Air is being pumped into a spherical balloon and the volume is increasing at the rate of 100 cubic cm per minute. How fast is the radius of the balloon increasing when the radius is 10 cm?
(V=4/3 times pie times r^3)
V = (4/3)πr^3
dV/dt = 4πr^2 dr/dt
100 = 4π(100) dr/dt
dr/dt = 1/(4π) cm/min
To find how fast the radius of the balloon is increasing, we need to use the relationship between the volume and the radius of a sphere. The formula for the volume of a sphere is V = (4/3)πr^3, where V is the volume and r is the radius.
We are given that the volume is increasing at a rate of 100 cubic cm per minute. Let's denote the rate of change of volume as dV/dt, where dt is the change in time.

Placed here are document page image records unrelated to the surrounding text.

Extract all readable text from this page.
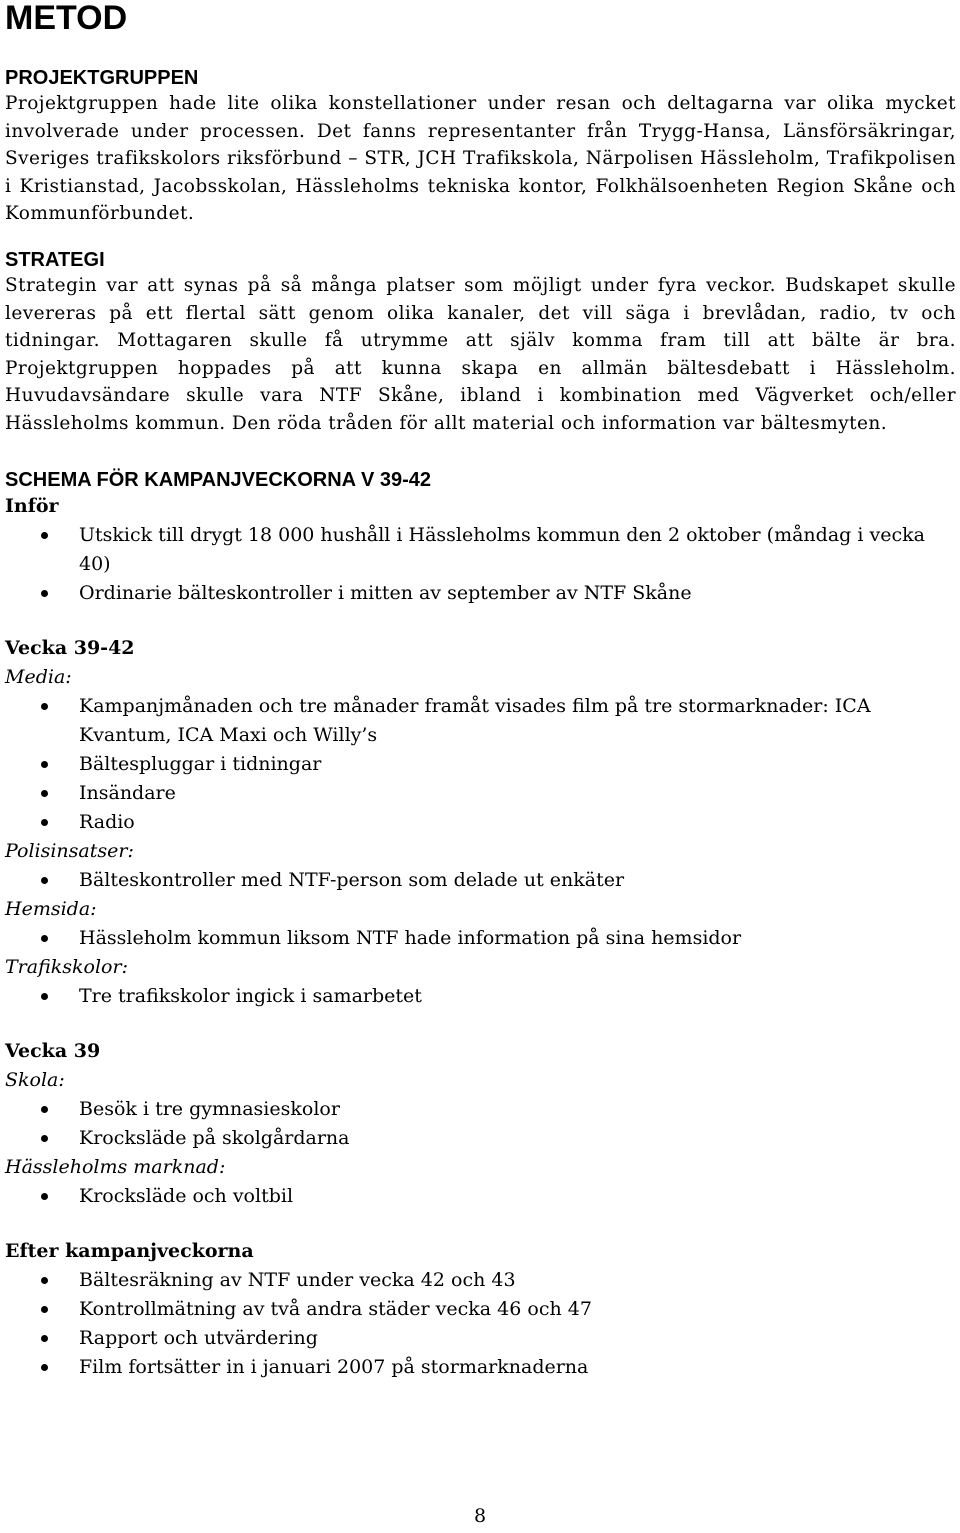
METOD
PROJEKTGRUPPEN

Projektgruppen hade lite olika konstellationer under resan och deltagarna var olika mycket involverade under processen. Det fanns representanter från Trygg-Hansa, Länsförsäkringar, Sveriges trafikskolors riksförbund – STR, JCH Trafikskola, Närpolisen Hässleholm, Trafikpolisen i Kristianstad, Jacobsskolan, Hässleholms tekniska kontor, Folkhälsoenheten Region Skåne och Kommunförbundet.

STRATEGI

Strategin var att synas på så många platser som möjligt under fyra veckor. Budskapet skulle levereras på ett flertal sätt genom olika kanaler, det vill säga i brevlådan, radio, tv och tidningar. Mottagaren skulle få utrymme att själv komma fram till att bälte är bra. Projektgruppen hoppades på att kunna skapa en allmän bältesdebatt i Hässleholm. Huvudavsändare skulle vara NTF Skåne, ibland i kombination med Vägverket och/eller Hässleholms kommun. Den röda tråden för allt material och information var bältesmyten.

SCHEMA FÖR KAMPANJVECKORNA V 39-42
Inför
Utskick till drygt 18 000 hushåll i Hässleholms kommun den 2 oktober (måndag i vecka 40)
Ordinarie bälteskontroller i mitten av september av NTF Skåne
Vecka 39-42
Media:
Kampanjmånaden och tre månader framåt visades film på tre stormarknader: ICA Kvantum, ICA Maxi och Willy’s
Bältespluggar i tidningar
Insändare
Radio
Polisinsatser:
Bälteskontroller med NTF-person som delade ut enkäter
Hemsida:
Hässleholm kommun liksom NTF hade information på sina hemsidor
Trafikskolor:
Tre trafikskolor ingick i samarbetet
Vecka 39
Skola:
Besök i tre gymnasieskolor
Krocksläde på skolgårdarna
Hässleholms marknad:
Krocksläde och voltbil
Efter kampanjveckorna
Bältesräkning av NTF under vecka 42 och 43
Kontrollmätning av två andra städer vecka 46 och 47
Rapport och utvärdering
Film fortsätter in i januari 2007 på stormarknaderna
8
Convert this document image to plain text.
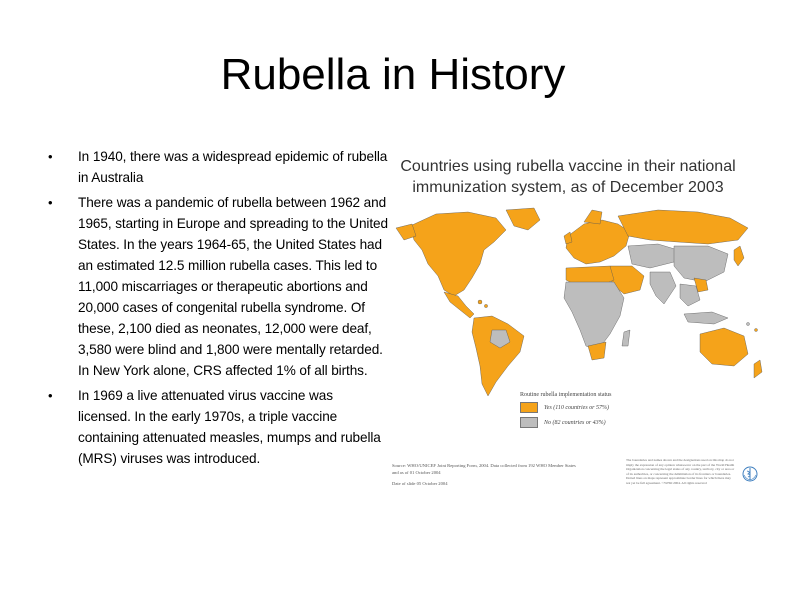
Rubella in History
• In 1940, there was a widespread epidemic of rubella in Australia
• There was a pandemic of rubella between 1962 and 1965, starting in Europe and spreading to the United States. In the years 1964-65, the United States had an estimated 12.5 million rubella cases. This led to 11,000 miscarriages or therapeutic abortions and 20,000 cases of congenital rubella syndrome. Of these, 2,100 died as neonates, 12,000 were deaf, 3,580 were blind and 1,800 were mentally retarded. In New York alone, CRS affected 1% of all births.
• In 1969 a live attenuated virus vaccine was licensed. In the early 1970s, a triple vaccine containing attenuated measles, mumps and rubella (MRS) viruses was introduced.
Countries using rubella vaccine in their national
immunization system, as of December 2003
Routine rubella implementation status
Yes (110 countries or 57%)
No (82 countries or 43%)
Source: WHO/UNICEF Joint Reporting Form, 2004. Data collected from 192 WHO Member States
and as of 01 October 2004
Date of slide 05 October 2004
The boundaries and names shown and the designations used on this map do not imply the expression of any opinion whatsoever on the part of the World Health Organization concerning the legal status of any country, territory, city or area or of its authorities, or concerning the delimitation of its frontiers or boundaries. Dotted lines on maps represent approximate border lines for which there may not yet be full agreement. ©WHO 2004. All rights reserved
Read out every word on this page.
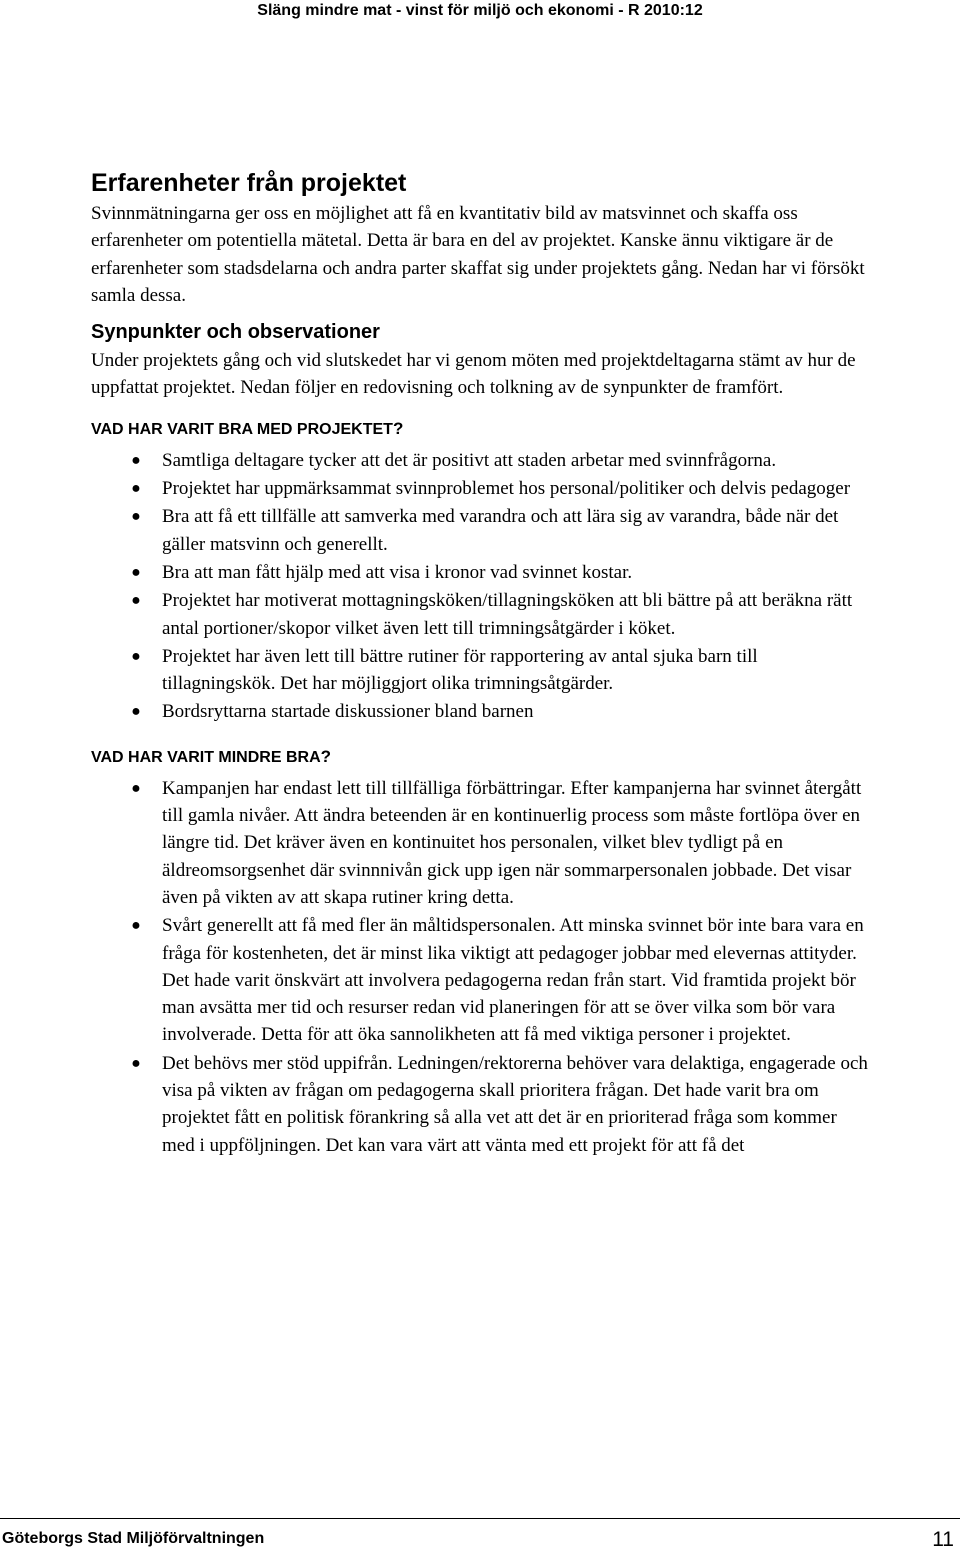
Släng mindre mat - vinst för miljö och ekonomi - R 2010:12
Erfarenheter från projektet

Svinnmätningarna ger oss en möjlighet att få en kvantitativ bild av matsvinnet och skaffa oss erfarenheter om potentiella mätetal. Detta är bara en del av projektet. Kanske ännu viktigare är de erfarenheter som stadsdelarna och andra parter skaffat sig under projektets gång. Nedan har vi försökt samla dessa.

Synpunkter och observationer

Under projektets gång och vid slutskedet har vi genom möten med projektdeltagarna stämt av hur de uppfattat projektet. Nedan följer en redovisning och tolkning av de synpunkter de framfört.

VAD HAR VARIT BRA MED PROJEKTET?
● Samtliga deltagare tycker att det är positivt att staden arbetar med svinnfrågorna.
● Projektet har uppmärksammat svinnproblemet hos personal/politiker och delvis pedagoger
● Bra att få ett tillfälle att samverka med varandra och att lära sig av varandra, både när det gäller matsvinn och generellt.
● Bra att man fått hjälp med att visa i kronor vad svinnet kostar.
● Projektet har motiverat mottagningsköken/tillagningsköken att bli bättre på att beräkna rätt antal portioner/skopor vilket även lett till trimningsåtgärder i köket.
● Projektet har även lett till bättre rutiner för rapportering av antal sjuka barn till tillagningskök. Det har möjliggjort olika trimningsåtgärder.
● Bordsryttarna startade diskussioner bland barnen
VAD HAR VARIT MINDRE BRA?
● Kampanjen har endast lett till tillfälliga förbättringar. Efter kampanjerna har svinnet återgått till gamla nivåer. Att ändra beteenden är en kontinuerlig process som måste fortlöpa över en längre tid. Det kräver även en kontinuitet hos personalen, vilket blev tydligt på en äldreomsorgsenhet där svinnnivån gick upp igen när sommarpersonalen jobbade. Det visar även på vikten av att skapa rutiner kring detta.
● Svårt generellt att få med fler än måltidspersonalen. Att minska svinnet bör inte bara vara en fråga för kostenheten, det är minst lika viktigt att pedagoger jobbar med elevernas attityder. Det hade varit önskvärt att involvera pedagogerna redan från start. Vid framtida projekt bör man avsätta mer tid och resurser redan vid planeringen för att se över vilka som bör vara involverade. Detta för att öka sannolikheten att få med viktiga personer i projektet.
● Det behövs mer stöd uppifrån. Ledningen/rektorerna behöver vara delaktiga, engagerade och visa på vikten av frågan om pedagogerna skall prioritera frågan. Det hade varit bra om projektet fått en politisk förankring så alla vet att det är en prioriterad fråga som kommer med i uppföljningen. Det kan vara värt att vänta med ett projekt för att få det
Göteborgs Stad Miljöförvaltningen	11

We want to find the rate of change of the radius, which is denoted as dr/dt, when the radius is 10 cm.
To solve this problem, we can start by differentiating the volume formula with respect to time (t) using the chain rule:
dV/dt = (dV/dr) * (dr/dt)
Since V = (4/3)πr^3, we can calculate the derivative dV/dr as follows:
dV/dr = 4πr^2
Substituting these values into the differentiation equation, we get:
100 = (4πr^2) * (dr/dt)
Now, we can rearrange the equation to solve for dr/dt:
dr/dt = 100 / (4πr^2)
When the radius is 10 cm, we substitute r = 10 into the equation to find the rate of change of the radius:
dr/dt = 100 / (4π(10^2))
= 100 / (4π(100))
= 100 / (400π)
≈ 0.0796 cm/min
Therefore, when the radius is 10 cm, the radius of the balloon is increasing at a rate of approximately 0.0796 cm per minute.